Friday, February 19, 2016

Random Thoughts

I actually made time to sit down and write a blog post and guess what?  I am drawing a blank as to what to write about.  Is my mind full of its typical typhoon of thoughts and chores that I need to do?  Yes.  But for some reason none of the things in there seem to be interesting enough for me to share.  My head is in a February Funk: cold, gray, and muddy.

I have a pile of furniture waiting to be rejuvenated.  I have a garden that needs to be planned.  I have a half a dozen too many roosters that I need to re-home.  I have rooms that need to be repainted.  I have a kitchen remodel that needs to be designed.  I could go on and on, but frankly, it's overwhelming.

So, instead I will write about my random thoughts.  I've been very introspective lately.  Perhaps it's because I've spent my February doing a lot of reading - something I love - but haven't had much time for since becoming a mother.  One post on my son's school's family Facebook group changed that.  A brilliant mom suggested starting a book club and poof!

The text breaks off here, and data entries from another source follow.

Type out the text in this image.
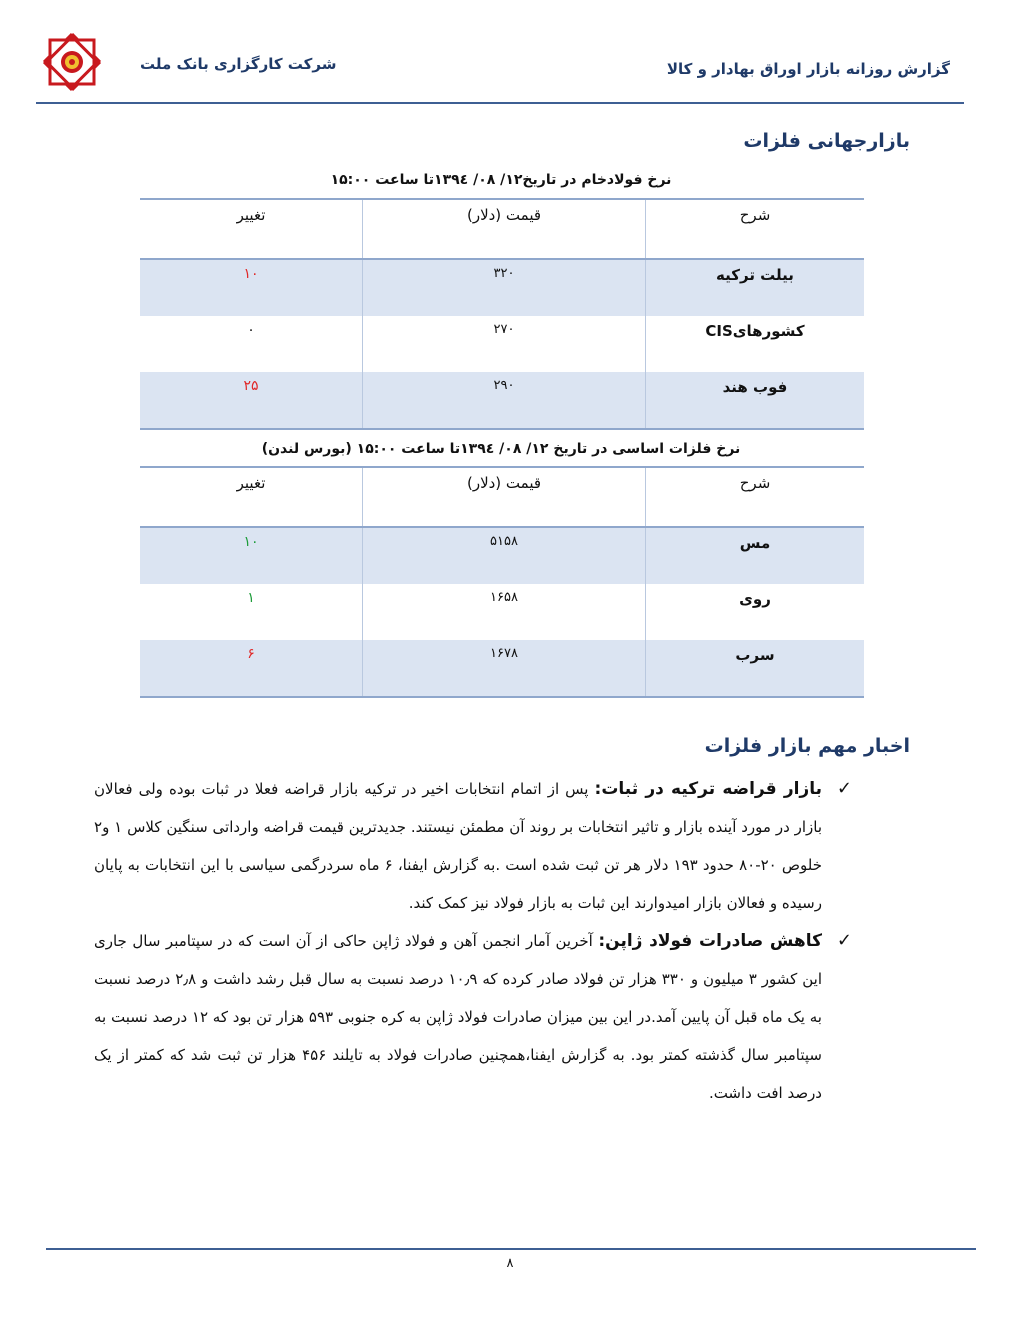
شرکت کارگزاری بانک ملت	گزارش روزانه بازار اوراق بهادار و کالا
بازارجهانی فلزات
نرخ فولادخام در تاریخ۱۲/ ۰۸/ ۱۳۹٤تا ساعت ۱۵:۰۰
شرح	قیمت (دلار)	تغییر
بیلت ترکیه	۳۲۰	۱۰
کشورهایCIS	۲۷۰	۰
فوب هند	۲۹۰	۲۵
نرخ فلزات اساسی در تاریخ ۱۲/ ۰۸/ ۱۳۹٤تا ساعت ۱۵:۰۰ (بورس لندن)
شرح	قیمت (دلار)	تغییر
مس	۵۱۵۸	۱۰
روی	۱۶۵۸	۱
سرب	۱۶۷۸	۶
اخبار مهم بازار فلزات
✓
بازار قراضه ترکیه در ثبات: پس از اتمام انتخابات اخیر در ترکیه بازار قراضه فعلا در ثبات بوده ولی فعالان بازار در مورد آینده بازار و تاثیر انتخابات بر روند آن مطمئن نیستند. جدیدترین قیمت قراضه وارداتی سنگین کلاس ۱ و۲ خلوص ۲۰-۸۰ حدود ۱۹۳ دلار هر تن ثبت شده است .به گزارش ایفنا، ۶ ماه سردرگمی سیاسی با این انتخابات به پایان رسیده و فعالان بازار امیدوارند این ثبات به بازار فولاد نیز کمک کند.
✓
کاهش صادرات فولاد ژاپن: آخرین آمار انجمن آهن و فولاد ژاپن حاکی از آن است که در سپتامبر سال جاری این کشور ۳ میلیون و ۳۳۰ هزار تن فولاد صادر کرده که ۱۰٫۹ درصد نسبت به سال قبل رشد داشت و ۲٫۸ درصد نسبت به یک ماه قبل آن پایین آمد.در این بین میزان صادرات فولاد ژاپن به کره جنوبی ۵۹۳ هزار تن بود که ۱۲ درصد نسبت به سپتامبر سال گذشته کمتر بود. به گزارش ایفنا،همچنین صادرات فولاد به تایلند ۴۵۶ هزار تن ثبت شد که کمتر از یک درصد افت داشت.
۸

I bought and devoured an excellent book.  It felt indulgent to treat myself to a big fat book when I could should have been doing a thousand other things.

The book was, All the Light We Cannot See by Anthony Doerr.  It was delicious.  It reinforced my belief that all of us humans have struggles to bear.  We all have hardships.  Some are much, much worse than others.  Some are obvious and some are invisible.  Some are our own fault and some are completely out of our control.  And despite all of the suffering and pain that life may hand us, there is ALWAYS something beautiful and joyful - be it small and simple or grand.  We just have to look for it.  We humans are incredibly resilient.  Many people go to hell and back - and live life to its fullest despite horrific experiences.

This isn't a book review.  I haven't even mentioned the topic or setting of this book, and I am not going to.  All I will say is that it made me appreciate all the things I have to be thankful for and not take for granted in my little life.  It made me hold my child a little closer, not be so harsh with others when they upset me, be more patient of the person ahead of me in the check out line, and makes me smile at strangers.

We all choose every single day with our thoughts and actions what kind of world we are creating for ourselves (and others around us) to live in.  I am choosing a kinder, gentler, peaceful and loving world.  I will strive to remember and practice this.



Friday, February 5, 2016

Snow Days

Growing up, snow days used to be the BEST.  Then adulthood came along with a job in a hospital and a 30 mile commute... and snow days? Not so fun anymore.  Next, came parenthood - and luckily for me no more job away from home that requires me to get there no matter the weather.  Therefore, snow days are fun again. Right? Ummmmm.... I though so, until this particular storm blizzard.

My job now is taking care of a family made up of 3 humans, a canine, a feline, 25 chickens and a few hives of honeybees.  This work doesn't give me a paycheck and, truth be told, very few "thank yous." Despite this, I am so very thankful to have such a big "family" to love and care for.  A little snow shouldn't be an issue.

The snow is beautiful here.  Looking out any window of my home I see a winter wonderland. Except for yesterday.  Yesterday all I could see was WHITE.  It snowed and snowed and snowed some more.  To top it off, the wind was brutal and created shoulder height snow drifts.  The highest drifts strategically located at all entry/exit ways to our home, including the chicken coop doors!

The view from the front of my house yesterday afternoon.

A drop of advice for anyone building a chicken coop in their yard: keep it closer to the house than you think you should - especially if you live in a cold, snowy region.

The path I shoveled to the chicken coop this morning.